Considerava la propria vita intemerata, quella della sua vecchia compagna, e
non sapeva farsi capace come mai un tal mostro fosse potuto nascere da loro,
come mai si fosse potuto ingannare per tanti anni, fino a crederlo un santo.
E s'era inteso di farne un dono a Dio! e per lui, per lui aveva sacrificato
gli altri figliuoli, buoni, mansueti, divoti; gli altri figliuoli che ora
zappavano di là, poveri innocenti non ben rimessi ancora dalle ultime
febbri. Ah, Dio, così laidamente offeso da colui, non avrebbe mai, mai
perdonato. La maledizione di Dio sarebbe stata sempre su la su casa. La
giustizia degli uomini si sarebbe impadronita di quel miserabile, scovandolo
alla fine dal nascondiglio ov'era andato a cacciare la sua vergogna; e lui e
la moglie sarebbero morti dall'onta di saperlo in galera. A un tratto, al
vecchio, assorto in queste amare riflessioni, giunse la voce d'uno dei
figliuoli: di Càrmine, ch'era il maggiore. - O pa'!

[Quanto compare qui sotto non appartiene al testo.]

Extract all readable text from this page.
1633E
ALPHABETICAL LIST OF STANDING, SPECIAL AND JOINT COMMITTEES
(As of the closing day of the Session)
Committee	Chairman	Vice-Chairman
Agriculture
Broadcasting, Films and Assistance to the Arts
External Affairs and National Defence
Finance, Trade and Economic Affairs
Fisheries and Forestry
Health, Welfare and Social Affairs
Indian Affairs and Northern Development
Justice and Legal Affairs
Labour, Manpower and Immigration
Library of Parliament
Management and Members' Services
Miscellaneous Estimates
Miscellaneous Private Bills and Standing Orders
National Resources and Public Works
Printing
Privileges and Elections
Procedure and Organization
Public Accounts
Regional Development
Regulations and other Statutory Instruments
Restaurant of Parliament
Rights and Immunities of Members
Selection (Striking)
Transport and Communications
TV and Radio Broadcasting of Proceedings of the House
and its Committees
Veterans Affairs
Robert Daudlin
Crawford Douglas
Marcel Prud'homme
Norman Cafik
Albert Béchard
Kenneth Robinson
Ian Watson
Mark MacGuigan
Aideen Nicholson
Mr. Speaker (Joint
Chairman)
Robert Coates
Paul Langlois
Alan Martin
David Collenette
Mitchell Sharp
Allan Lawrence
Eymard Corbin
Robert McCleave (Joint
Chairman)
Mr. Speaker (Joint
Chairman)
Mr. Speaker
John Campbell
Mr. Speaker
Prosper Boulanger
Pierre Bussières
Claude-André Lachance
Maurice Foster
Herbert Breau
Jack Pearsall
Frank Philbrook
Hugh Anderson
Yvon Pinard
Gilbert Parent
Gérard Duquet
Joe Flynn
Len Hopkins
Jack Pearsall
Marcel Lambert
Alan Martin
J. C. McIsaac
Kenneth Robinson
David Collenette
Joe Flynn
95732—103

Venite! È arrivato! Il Siròli ebbe
un sussulto, s'aggrappò al ramo dell'albero su cui si teneva in equilibrio
e si mise a tremar tutto! Giovanni? Arrivato? E che voleva da lui? E come
aveva potuto rimetter piede nella casa di suo padre? alzar gli occhi in
faccia alla madre? - Va'! - gridò
in risposta, furente, squassando il ramo dell'albero, - corri a dirgli che
se ne vada, subito! Non lo voglio in casa, non lo voglio! Carmine guardò
negli occhi gli altri fratelli per prender consiglio, poi si mosse verso la
casa campestre, facendo segno alla nipotina orfana, che aveva recato tutta
esultante la notizia dell'arrivo dello zio prete, di precederlo. Nella corte, Càrmine
trovò un campiere del Lobruno seduto sul muretto accanto alla porta.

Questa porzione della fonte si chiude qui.